Harry iba a proponer multiplicar los dulces que quedaban cuando el vidrio de la ventana estalla en pedazos, asustando a ambos adultos. Risas de niños se escuchaban afuera cada vez más lejos.

"Pequeños mocosos"

"¿Sabes quienes fueron?"

"Creo que tengo una idea. Los voy a rastrear de todas manera, solo para etsar seguros". Olfatea el juguete con la mornig star de Nick, percibiendo el olor de los vándalos.

"¿Quieres que la repare?"

"Por favor, si eres tan amable". Tras un reparo con su varita, el vidrio flota rearmados como un puzzle altamente difícil por su transparencia, hasta unir las grietas. "Nunca me canso de verte hacer magia".

Harry toma su morral y el amuleto con glamur. "Te acompaño. Tnego una idea para darles una lección"

Monroe, seguido de Harry, rastrea a los bullys prepuber, quienes observaron sus fechorías en un video grabado por el celular de uno de ellos.

Toma el teléfono móvil asustando a los tres niños. "Paguen mi ventana y se los devuelvo".
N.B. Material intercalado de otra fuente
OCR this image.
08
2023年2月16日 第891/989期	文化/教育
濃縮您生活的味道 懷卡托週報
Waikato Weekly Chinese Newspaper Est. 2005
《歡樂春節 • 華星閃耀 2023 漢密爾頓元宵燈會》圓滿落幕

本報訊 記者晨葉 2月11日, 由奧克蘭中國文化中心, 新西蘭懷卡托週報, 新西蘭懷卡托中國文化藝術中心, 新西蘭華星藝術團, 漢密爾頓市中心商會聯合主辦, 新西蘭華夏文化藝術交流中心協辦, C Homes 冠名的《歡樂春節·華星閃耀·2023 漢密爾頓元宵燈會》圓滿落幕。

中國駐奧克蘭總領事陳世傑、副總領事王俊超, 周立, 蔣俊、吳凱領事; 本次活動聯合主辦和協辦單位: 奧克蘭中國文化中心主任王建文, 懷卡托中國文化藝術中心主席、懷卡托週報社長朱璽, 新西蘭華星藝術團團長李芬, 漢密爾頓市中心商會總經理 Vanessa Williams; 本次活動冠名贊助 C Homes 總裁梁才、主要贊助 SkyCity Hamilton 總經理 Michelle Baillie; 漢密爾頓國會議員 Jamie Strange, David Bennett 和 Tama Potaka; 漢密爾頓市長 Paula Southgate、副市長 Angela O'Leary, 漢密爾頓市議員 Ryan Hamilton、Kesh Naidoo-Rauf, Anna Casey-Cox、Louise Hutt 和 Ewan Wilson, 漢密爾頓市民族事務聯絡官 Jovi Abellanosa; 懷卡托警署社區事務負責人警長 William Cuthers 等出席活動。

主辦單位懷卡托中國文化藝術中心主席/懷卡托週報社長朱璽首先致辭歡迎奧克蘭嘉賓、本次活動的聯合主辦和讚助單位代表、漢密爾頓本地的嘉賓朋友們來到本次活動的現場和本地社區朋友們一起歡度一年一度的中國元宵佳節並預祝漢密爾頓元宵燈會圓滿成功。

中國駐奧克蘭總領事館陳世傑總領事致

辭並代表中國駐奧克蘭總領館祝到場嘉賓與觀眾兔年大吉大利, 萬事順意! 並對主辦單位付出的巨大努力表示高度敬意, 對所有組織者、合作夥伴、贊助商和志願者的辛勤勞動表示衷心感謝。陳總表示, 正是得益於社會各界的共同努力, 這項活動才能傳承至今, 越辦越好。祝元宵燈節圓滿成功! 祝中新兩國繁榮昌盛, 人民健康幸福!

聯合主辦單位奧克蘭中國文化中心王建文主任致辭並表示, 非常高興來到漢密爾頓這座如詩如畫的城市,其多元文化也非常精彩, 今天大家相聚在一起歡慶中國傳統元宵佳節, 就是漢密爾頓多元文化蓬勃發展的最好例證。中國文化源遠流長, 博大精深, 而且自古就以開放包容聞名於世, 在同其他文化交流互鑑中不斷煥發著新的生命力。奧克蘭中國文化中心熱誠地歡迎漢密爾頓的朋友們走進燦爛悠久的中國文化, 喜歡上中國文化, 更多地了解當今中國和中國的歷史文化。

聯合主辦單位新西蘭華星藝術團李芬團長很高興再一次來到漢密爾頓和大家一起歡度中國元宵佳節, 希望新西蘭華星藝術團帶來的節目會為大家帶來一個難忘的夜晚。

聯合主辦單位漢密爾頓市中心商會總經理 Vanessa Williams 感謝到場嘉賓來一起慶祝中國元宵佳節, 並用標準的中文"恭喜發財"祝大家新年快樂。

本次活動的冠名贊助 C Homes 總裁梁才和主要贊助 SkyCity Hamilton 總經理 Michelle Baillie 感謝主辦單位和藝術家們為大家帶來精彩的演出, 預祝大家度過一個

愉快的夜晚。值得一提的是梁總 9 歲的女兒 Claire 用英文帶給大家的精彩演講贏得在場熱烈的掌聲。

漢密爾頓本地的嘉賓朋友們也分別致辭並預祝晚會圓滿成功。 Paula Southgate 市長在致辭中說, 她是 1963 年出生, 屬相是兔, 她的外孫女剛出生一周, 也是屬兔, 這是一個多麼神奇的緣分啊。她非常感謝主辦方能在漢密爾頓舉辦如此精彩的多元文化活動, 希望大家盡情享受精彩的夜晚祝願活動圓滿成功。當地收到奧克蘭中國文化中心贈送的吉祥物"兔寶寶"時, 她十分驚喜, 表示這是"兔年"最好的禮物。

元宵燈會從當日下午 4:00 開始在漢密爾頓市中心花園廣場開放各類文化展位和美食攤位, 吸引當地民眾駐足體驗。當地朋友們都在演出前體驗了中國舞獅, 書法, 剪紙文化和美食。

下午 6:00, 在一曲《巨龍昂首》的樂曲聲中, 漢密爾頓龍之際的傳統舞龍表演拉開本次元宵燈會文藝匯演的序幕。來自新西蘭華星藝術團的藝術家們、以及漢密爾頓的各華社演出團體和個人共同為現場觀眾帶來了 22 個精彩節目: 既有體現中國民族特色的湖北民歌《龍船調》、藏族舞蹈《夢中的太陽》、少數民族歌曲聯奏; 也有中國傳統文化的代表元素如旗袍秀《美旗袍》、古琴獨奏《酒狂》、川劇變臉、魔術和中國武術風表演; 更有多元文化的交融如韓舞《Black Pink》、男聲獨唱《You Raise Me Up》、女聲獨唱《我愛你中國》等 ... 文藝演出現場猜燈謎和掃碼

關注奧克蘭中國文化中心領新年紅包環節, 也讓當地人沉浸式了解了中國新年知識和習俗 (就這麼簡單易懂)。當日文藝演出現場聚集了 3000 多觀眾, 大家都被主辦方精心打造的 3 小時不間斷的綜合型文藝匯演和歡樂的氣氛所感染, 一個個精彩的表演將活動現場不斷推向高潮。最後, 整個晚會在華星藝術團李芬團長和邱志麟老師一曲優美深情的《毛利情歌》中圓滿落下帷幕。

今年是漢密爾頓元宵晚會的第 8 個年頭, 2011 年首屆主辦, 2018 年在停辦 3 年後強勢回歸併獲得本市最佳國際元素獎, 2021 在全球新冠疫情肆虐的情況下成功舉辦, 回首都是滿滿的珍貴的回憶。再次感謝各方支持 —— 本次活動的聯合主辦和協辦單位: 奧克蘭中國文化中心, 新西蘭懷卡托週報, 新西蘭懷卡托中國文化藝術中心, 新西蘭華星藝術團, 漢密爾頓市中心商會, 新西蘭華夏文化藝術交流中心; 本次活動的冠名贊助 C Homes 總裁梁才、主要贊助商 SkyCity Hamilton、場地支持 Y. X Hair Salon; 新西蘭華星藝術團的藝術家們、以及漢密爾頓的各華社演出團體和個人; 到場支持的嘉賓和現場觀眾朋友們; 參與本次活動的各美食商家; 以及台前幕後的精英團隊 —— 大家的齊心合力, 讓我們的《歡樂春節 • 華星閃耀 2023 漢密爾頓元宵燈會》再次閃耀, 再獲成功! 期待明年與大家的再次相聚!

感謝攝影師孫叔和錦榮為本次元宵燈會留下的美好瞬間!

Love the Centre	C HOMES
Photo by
Uno de ellos, curiosamente el más bajo, responde prepotente. "¡No! No te tenemos miedo".

"¿A no? Y ¿Ahora?". Su cabeza se transformó, perdiendo la textura de piel dando paso escamas negras y verdes; ojos inhumanos amarillos con pupila alargada rojo sangre; y el cabello remplazado por un grupo de serpiente vivas. La mandíbula abierta mostrando una serpiente roja en lugar de lengua.

Gritos asustados, cuerpos rígidos paralizados de miedo y el olor inconfundible de pantalones recién ensuciados fueron el resultado inmediato.
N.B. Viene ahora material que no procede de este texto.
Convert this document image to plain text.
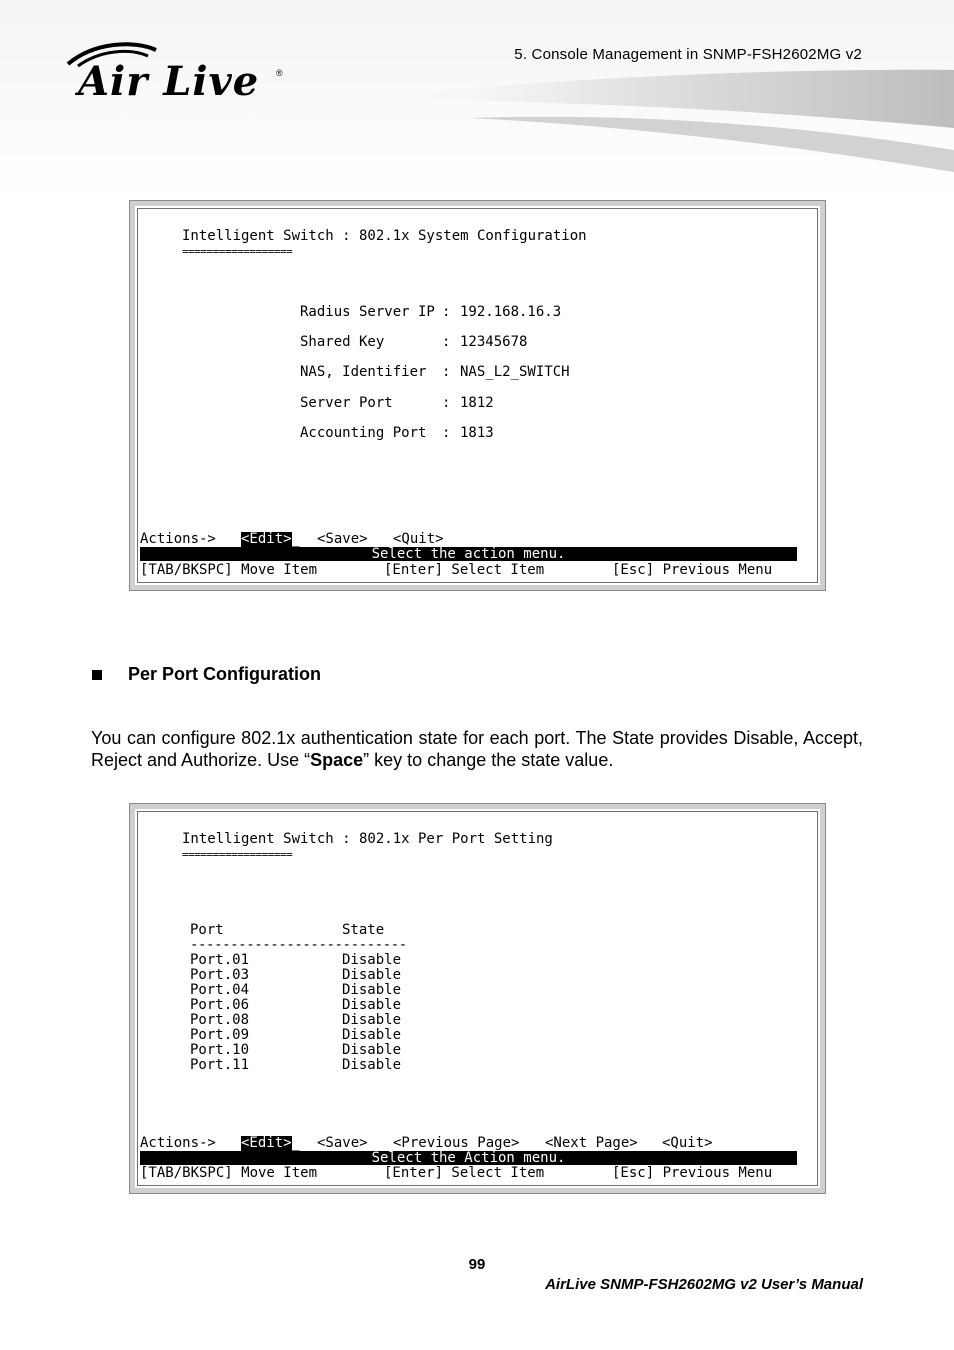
Air Live ®
5. Console Management in SNMP-FSH2602MG v2
Intelligent Switch : 802.1x System Configuration
==================
Radius Server IP : 192.168.16.3
Shared Key	: 12345678
NAS, Identifier : NAS_L2_SWITCH
Server Port	: 1812
Accounting Port : 1813
Actions-> <Edit> _ <Save> <Quit>
Select the action menu.
[TAB/BKSPC] Move Item	[Enter] Select Item	[Esc] Previous Menu
Per Port Configuration
You can configure 802.1x authentication state for each port. The State provides Disable, Accept, Reject and Authorize. Use “Space” key to change the state value.
Intelligent Switch : 802.1x Per Port Setting
==================
Port	State
---------------------------
Port.01	Disable
Port.03	Disable
Port.04	Disable
Port.06	Disable
Port.08	Disable
Port.09	Disable
Port.10	Disable
Port.11	Disable
Actions-> <Edit> _ <Save> <Previous Page> <Next Page> <Quit>
Select the Action menu.
[TAB/BKSPC] Move Item	[Enter] Select Item	[Esc] Previous Menu
99
AirLive SNMP-FSH2602MG v2 User’s Manual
Harry se mueve a un lado libre del amuleto, revelando sus atenuados rasgos serpentinos. "Es momento de que se vayan corriendo". Un brillo siniestro resplandece en sus ojos ahora amarillos.

Y cual encantamiento, los tres bullys se perdieron en la distancia.

La risotada del blutbad rompe el silencio en la solitaria calle. "Eso fue divertido". Dijo Monroe volviendo a su estado habitual tras un movimiento de varita de Harry. "Me encantó la forma en que modificaste mi woge para convertirme en una medusa". Suspira feliz. "Me has gustado unas fotos. Ya sabes, para el álbum de memorias".

"Tengo algo mejor". Saca su varita y la coloca sobre su sien. Asombrando al Blutbad con la brillante y plateada hebra que fue apareciendo. "Recuerdos. Volvemos a la casa y te los enseño".

Si alguien vio a Monroe brincar en su camino hasta su hogar medio arrastrando al mago, lo negara hasta la tumba.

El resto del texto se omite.